Two-year-old startup Mindbeam AI Inc. has released an open-source artificial intelligence inference framework, challenging the market’s heavy reliance on expensive graphics processing units.

The software library, called Litespark-Inference, enables ternary large language models to run efficiently on standard consumer processors from Apple, Intel, AMD, and Arm. The company claims throughput improvements ranging from 17- to 96-fold over conventional PyTorch implementations, while slashing memory requirements by more than 80%.

Mindbeam focuses on ternary neural networks that constrain weights to -1, 0, and +1, eliminating the overhead of large multiplication operations during inference. “We think from a different perspective,” said founder and CEO Nii Osae. “Is there a way that we can do inference with ternary bit models?”

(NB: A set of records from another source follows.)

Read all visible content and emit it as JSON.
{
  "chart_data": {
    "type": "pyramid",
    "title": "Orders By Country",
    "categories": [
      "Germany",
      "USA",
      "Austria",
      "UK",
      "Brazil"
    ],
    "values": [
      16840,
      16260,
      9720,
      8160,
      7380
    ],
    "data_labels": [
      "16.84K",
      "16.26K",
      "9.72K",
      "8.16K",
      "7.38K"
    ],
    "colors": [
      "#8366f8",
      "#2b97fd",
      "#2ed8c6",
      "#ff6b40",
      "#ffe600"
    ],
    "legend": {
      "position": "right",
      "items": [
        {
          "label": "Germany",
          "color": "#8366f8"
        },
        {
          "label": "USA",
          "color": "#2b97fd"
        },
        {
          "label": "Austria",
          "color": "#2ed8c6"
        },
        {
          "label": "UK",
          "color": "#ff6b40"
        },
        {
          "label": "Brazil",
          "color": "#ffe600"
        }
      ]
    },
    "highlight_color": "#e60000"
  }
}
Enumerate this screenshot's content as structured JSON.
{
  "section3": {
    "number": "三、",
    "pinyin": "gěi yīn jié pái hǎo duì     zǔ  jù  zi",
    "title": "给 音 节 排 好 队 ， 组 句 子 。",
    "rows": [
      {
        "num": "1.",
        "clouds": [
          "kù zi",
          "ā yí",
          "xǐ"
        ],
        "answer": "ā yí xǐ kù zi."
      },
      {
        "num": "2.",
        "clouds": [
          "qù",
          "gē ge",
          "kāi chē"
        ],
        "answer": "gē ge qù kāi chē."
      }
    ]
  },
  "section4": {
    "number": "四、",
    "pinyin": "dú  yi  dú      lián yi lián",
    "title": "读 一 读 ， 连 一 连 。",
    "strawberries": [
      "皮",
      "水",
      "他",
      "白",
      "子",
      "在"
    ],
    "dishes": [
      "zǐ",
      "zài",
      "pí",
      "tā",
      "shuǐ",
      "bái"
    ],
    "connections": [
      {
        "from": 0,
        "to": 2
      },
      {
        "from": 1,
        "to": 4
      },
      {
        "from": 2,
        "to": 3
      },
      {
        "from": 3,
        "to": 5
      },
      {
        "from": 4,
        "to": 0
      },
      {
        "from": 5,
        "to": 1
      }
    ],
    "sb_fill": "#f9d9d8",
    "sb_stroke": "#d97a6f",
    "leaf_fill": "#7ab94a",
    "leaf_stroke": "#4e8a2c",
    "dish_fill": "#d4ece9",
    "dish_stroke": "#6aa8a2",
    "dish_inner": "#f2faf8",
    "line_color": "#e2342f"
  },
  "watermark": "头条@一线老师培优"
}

As token inference costs rise, the firm argues that CPUs, sitting alongside GPUs in every system, are an underutilized resource. The technology positions the CPU inside the inference stack, acting as a complementary accelerator to help GPUs process more tokens rather than replacing them.

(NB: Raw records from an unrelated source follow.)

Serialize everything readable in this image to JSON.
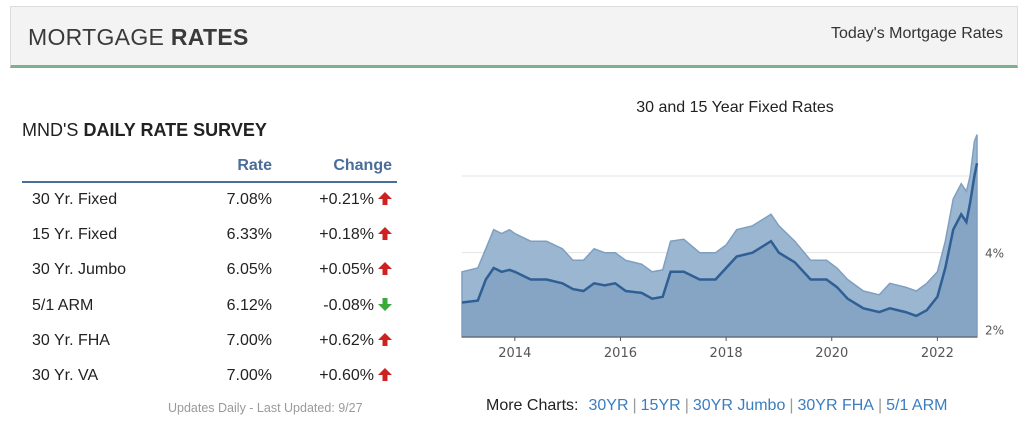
{
  "header": {
    "title_light": "MORTGAGE",
    "title_bold": "RATES",
    "link": "Today's Mortgage Rates"
  },
  "survey": {
    "title_light": "MND'S",
    "title_bold": "DAILY RATE SURVEY",
    "col_rate": "Rate",
    "col_change": "Change",
    "rows": [
      {
        "product": "30 Yr. Fixed",
        "rate": "7.08%",
        "change": "+0.21%",
        "dir": "up"
      },
      {
        "product": "15 Yr. Fixed",
        "rate": "6.33%",
        "change": "+0.18%",
        "dir": "up"
      },
      {
        "product": "30 Yr. Jumbo",
        "rate": "6.05%",
        "change": "+0.05%",
        "dir": "up"
      },
      {
        "product": "5/1 ARM",
        "rate": "6.12%",
        "change": "-0.08%",
        "dir": "down"
      },
      {
        "product": "30 Yr. FHA",
        "rate": "7.00%",
        "change": "+0.62%",
        "dir": "up"
      },
      {
        "product": "30 Yr. VA",
        "rate": "7.00%",
        "change": "+0.60%",
        "dir": "up"
      }
    ],
    "updated": "Updates Daily - Last Updated: 9/27"
  },
  "chart_title": "30 and 15 Year Fixed Rates",
  "chart_data": {
    "type": "area",
    "title": "30 and 15 Year Fixed Rates",
    "xlim": [
      2013.0,
      2022.75
    ],
    "ylim": [
      1.8,
      7.2
    ],
    "x_ticks": [
      "2014",
      "2016",
      "2018",
      "2020",
      "2022"
    ],
    "y_ticks": [
      "2%",
      "4%"
    ],
    "grid": true,
    "colors": {
      "fill_30": "#9ab6d0",
      "fill_15": "#7f9fc0",
      "line_15": "#2f5f94"
    },
    "series": [
      {
        "values": [
          [
            2013.0,
            3.5
          ],
          [
            2013.3,
            3.6
          ],
          [
            2013.45,
            4.1
          ],
          [
            2013.6,
            4.6
          ],
          [
            2013.75,
            4.5
          ],
          [
            2013.9,
            4.6
          ],
          [
            2014.0,
            4.5
          ],
          [
            2014.3,
            4.3
          ],
          [
            2014.6,
            4.3
          ],
          [
            2014.9,
            4.1
          ],
          [
            2015.1,
            3.8
          ],
          [
            2015.3,
            3.8
          ],
          [
            2015.5,
            4.1
          ],
          [
            2015.7,
            4.0
          ],
          [
            2015.9,
            4.0
          ],
          [
            2016.1,
            3.8
          ],
          [
            2016.4,
            3.7
          ],
          [
            2016.6,
            3.5
          ],
          [
            2016.8,
            3.55
          ],
          [
            2016.95,
            4.3
          ],
          [
            2017.2,
            4.35
          ],
          [
            2017.5,
            4.0
          ],
          [
            2017.8,
            4.0
          ],
          [
            2018.0,
            4.2
          ],
          [
            2018.2,
            4.6
          ],
          [
            2018.5,
            4.7
          ],
          [
            2018.85,
            5.0
          ],
          [
            2019.0,
            4.7
          ],
          [
            2019.3,
            4.3
          ],
          [
            2019.6,
            3.8
          ],
          [
            2019.9,
            3.8
          ],
          [
            2020.1,
            3.6
          ],
          [
            2020.3,
            3.3
          ],
          [
            2020.6,
            3.0
          ],
          [
            2020.9,
            2.9
          ],
          [
            2021.1,
            3.2
          ],
          [
            2021.4,
            3.1
          ],
          [
            2021.6,
            3.0
          ],
          [
            2021.8,
            3.2
          ],
          [
            2022.0,
            3.5
          ],
          [
            2022.15,
            4.3
          ],
          [
            2022.3,
            5.4
          ],
          [
            2022.45,
            5.8
          ],
          [
            2022.55,
            5.6
          ],
          [
            2022.62,
            6.0
          ],
          [
            2022.7,
            6.9
          ],
          [
            2022.75,
            7.08
          ]
        ]
      },
      {
        "values": [
          [
            2013.0,
            2.7
          ],
          [
            2013.3,
            2.75
          ],
          [
            2013.45,
            3.3
          ],
          [
            2013.6,
            3.6
          ],
          [
            2013.75,
            3.5
          ],
          [
            2013.9,
            3.55
          ],
          [
            2014.0,
            3.5
          ],
          [
            2014.3,
            3.3
          ],
          [
            2014.6,
            3.3
          ],
          [
            2014.9,
            3.2
          ],
          [
            2015.1,
            3.05
          ],
          [
            2015.3,
            3.0
          ],
          [
            2015.5,
            3.2
          ],
          [
            2015.7,
            3.15
          ],
          [
            2015.9,
            3.2
          ],
          [
            2016.1,
            3.0
          ],
          [
            2016.4,
            2.95
          ],
          [
            2016.6,
            2.8
          ],
          [
            2016.8,
            2.85
          ],
          [
            2016.95,
            3.5
          ],
          [
            2017.2,
            3.5
          ],
          [
            2017.5,
            3.3
          ],
          [
            2017.8,
            3.3
          ],
          [
            2018.0,
            3.6
          ],
          [
            2018.2,
            3.9
          ],
          [
            2018.5,
            4.0
          ],
          [
            2018.85,
            4.3
          ],
          [
            2019.0,
            4.0
          ],
          [
            2019.3,
            3.75
          ],
          [
            2019.6,
            3.3
          ],
          [
            2019.9,
            3.3
          ],
          [
            2020.1,
            3.1
          ],
          [
            2020.3,
            2.8
          ],
          [
            2020.6,
            2.55
          ],
          [
            2020.9,
            2.45
          ],
          [
            2021.1,
            2.55
          ],
          [
            2021.4,
            2.45
          ],
          [
            2021.6,
            2.35
          ],
          [
            2021.8,
            2.5
          ],
          [
            2022.0,
            2.85
          ],
          [
            2022.15,
            3.6
          ],
          [
            2022.3,
            4.6
          ],
          [
            2022.45,
            5.0
          ],
          [
            2022.55,
            4.8
          ],
          [
            2022.62,
            5.3
          ],
          [
            2022.7,
            6.0
          ],
          [
            2022.75,
            6.33
          ]
        ]
      }
    ]
  },
  "more_charts": {
    "label": "More Charts:",
    "links": [
      "30YR",
      "15YR",
      "30YR Jumbo",
      "30YR FHA",
      "5/1 ARM"
    ]
  }
}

The framework supports two deployment models: fully local hardware inference without GPUs, and a disaggregated cloud architecture where processors work in tandem. In benchmarks, an Apple M5 processor reached nearly 40 tokens per second, up from just 2.3 in PyTorch. Systems utilizing Intel’s AVX-512 vector neural network instructions saw throughput hit nearly 34 tokens per second-a 96-fold improvement-while memory consumption fell from 4.6 gigabytes to under 800 megabytes.

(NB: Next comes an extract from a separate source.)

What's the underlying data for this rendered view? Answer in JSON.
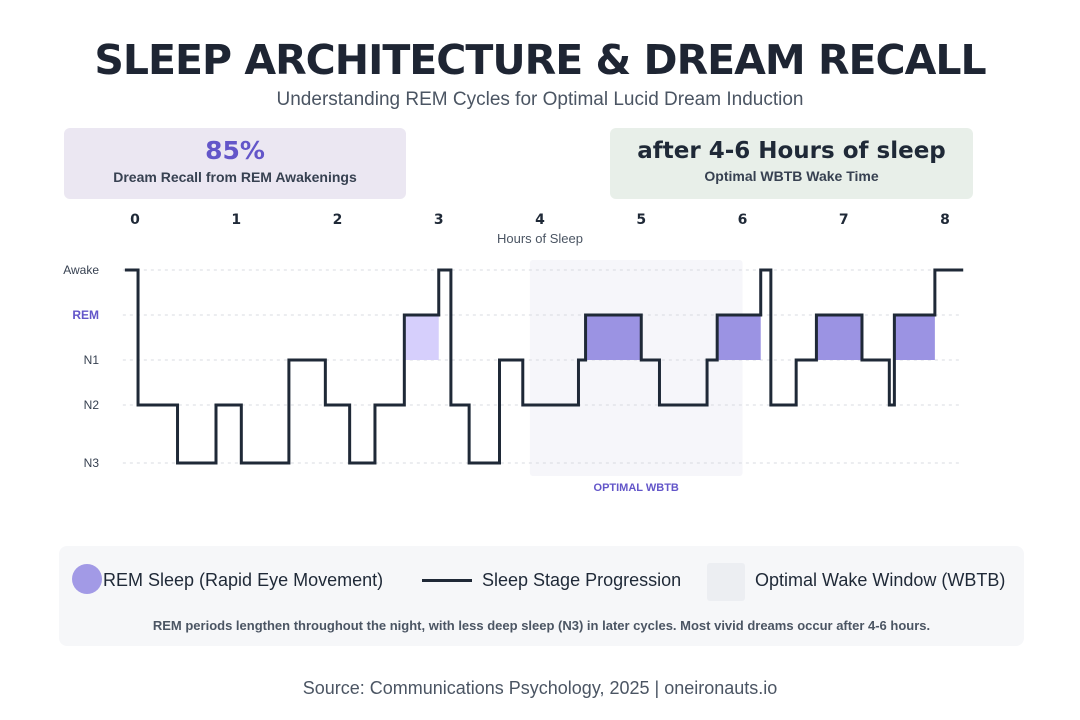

Mindbeam released the source code on GitHub and is encouraging third-party benchmarks. The framework uses custom kernels that automatically detect and optimize for advanced single instruction, multiple data instructions. Initial support covers Apple Silicon, Intel, and AMD processors, with plans to target AWS Inferentia chips.

Future development will focus on power-sensitive robotics and edge computing. The company intends to commercialize cloud-focused versions later this year.